Heat is energy, the movement of atoms of molecules at a rapid rate... movement. The true nature of his pact, the concept it embodies, is not fire itself. His ability is heat, the transfer of kinetic energy. On technicality, stopping time is simply speeding up the movement of everything for me in particular. It stands to reason that if Blaise is trying to directly move his body through a given path instantaneously, the processes might overlap and cancel each-other out. If that movement is pre-programmed, it can be executed at the same time I move at an infinitely fast speed. Hence, it appears that he can move within my stopped time.
With that, I understand you now, Blaise Abner. There is no way for me to truly defeat you. You will easily outpace me outside of stopped time, and this body limits my ability to function within. It’s a near-guarantee that I won’t be able to just wait out your next attack, which means I have to deal with you now. It’s a pity, really, you of all people might be the only living thing I cannot reasonably kill.
The Eye of Halting doesn’t just allow me to stop time, to move at an infinite speed. It allows me to reduce the speed of an area, to make it impenetrably locked in place. In combat, this is the ultimate stalemate, and it requires me to give up the one trump card I have against the rest of you humans. Thankfully, this body can maintain it for at least an hour, likely more.
= resume =
Blaise lunges again. I take a false step to the left before jumping back. In that split second, I activate the Eye of Halting. Congratulations, human, you alone have bested me.

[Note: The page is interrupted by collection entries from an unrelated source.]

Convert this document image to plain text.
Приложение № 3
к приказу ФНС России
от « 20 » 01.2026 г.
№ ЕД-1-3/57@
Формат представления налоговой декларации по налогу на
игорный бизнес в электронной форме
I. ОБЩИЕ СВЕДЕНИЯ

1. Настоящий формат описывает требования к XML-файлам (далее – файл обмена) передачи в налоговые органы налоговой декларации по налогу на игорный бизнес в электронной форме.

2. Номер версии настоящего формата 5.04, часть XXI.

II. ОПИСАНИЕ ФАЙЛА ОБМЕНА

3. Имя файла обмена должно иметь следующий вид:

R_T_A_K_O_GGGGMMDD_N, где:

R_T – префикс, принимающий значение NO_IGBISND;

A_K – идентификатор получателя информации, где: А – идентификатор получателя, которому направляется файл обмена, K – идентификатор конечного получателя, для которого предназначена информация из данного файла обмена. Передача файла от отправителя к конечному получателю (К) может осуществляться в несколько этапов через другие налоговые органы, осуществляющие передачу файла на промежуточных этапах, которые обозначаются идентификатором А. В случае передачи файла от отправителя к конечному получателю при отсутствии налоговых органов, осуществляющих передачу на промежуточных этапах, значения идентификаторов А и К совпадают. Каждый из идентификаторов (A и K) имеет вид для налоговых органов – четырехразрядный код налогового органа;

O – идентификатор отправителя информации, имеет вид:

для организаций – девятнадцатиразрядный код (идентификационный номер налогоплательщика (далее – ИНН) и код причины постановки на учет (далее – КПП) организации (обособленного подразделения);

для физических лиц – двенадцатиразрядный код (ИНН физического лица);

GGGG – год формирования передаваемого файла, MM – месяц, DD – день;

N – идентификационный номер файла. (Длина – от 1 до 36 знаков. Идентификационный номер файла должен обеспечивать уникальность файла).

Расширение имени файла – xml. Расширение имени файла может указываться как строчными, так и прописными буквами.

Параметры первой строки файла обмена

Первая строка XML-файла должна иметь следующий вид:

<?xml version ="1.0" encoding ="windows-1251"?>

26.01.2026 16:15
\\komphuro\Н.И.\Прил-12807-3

A hole in space swallows up Blaise, absorbing all light. A pitch-black orb, a space that reflects nothing, is what remains. My eye burns, it continues to burn. While it doesn’t pain my spirit, my body is taxed. Moreover, I cannot use the Eye of Halting unless I end the stasis field here.
[ 00:25:44 ]
The train pulls into the station. The target enters.
[ cut to: brooklyn ]
As I enter into the suspiciously near-empty train car, one human catches my eye.
His figure is feminine, but his outfit is purely utilitarian, a white dress shirt and black pants. I’m not used to him dressing like this, perhaps he’s grown to express himself more since we last crossed paths. This mortal animal is the one who freed my previous vessel, the one who self-sacrificially bound a thousand demons to himself to save the woman he so loved, the woman whose eye I tore out, pity.
That misguided action, his great sacrifice, it will now be his undoing. Once I kill him, I can unleash the spirits he has bound to him and destroy this world, I can bring about the end. After that, all I have to do is reclaim the half of my soul possessed by that Ash boy and I will have fulfilled my purpose. It all ends here.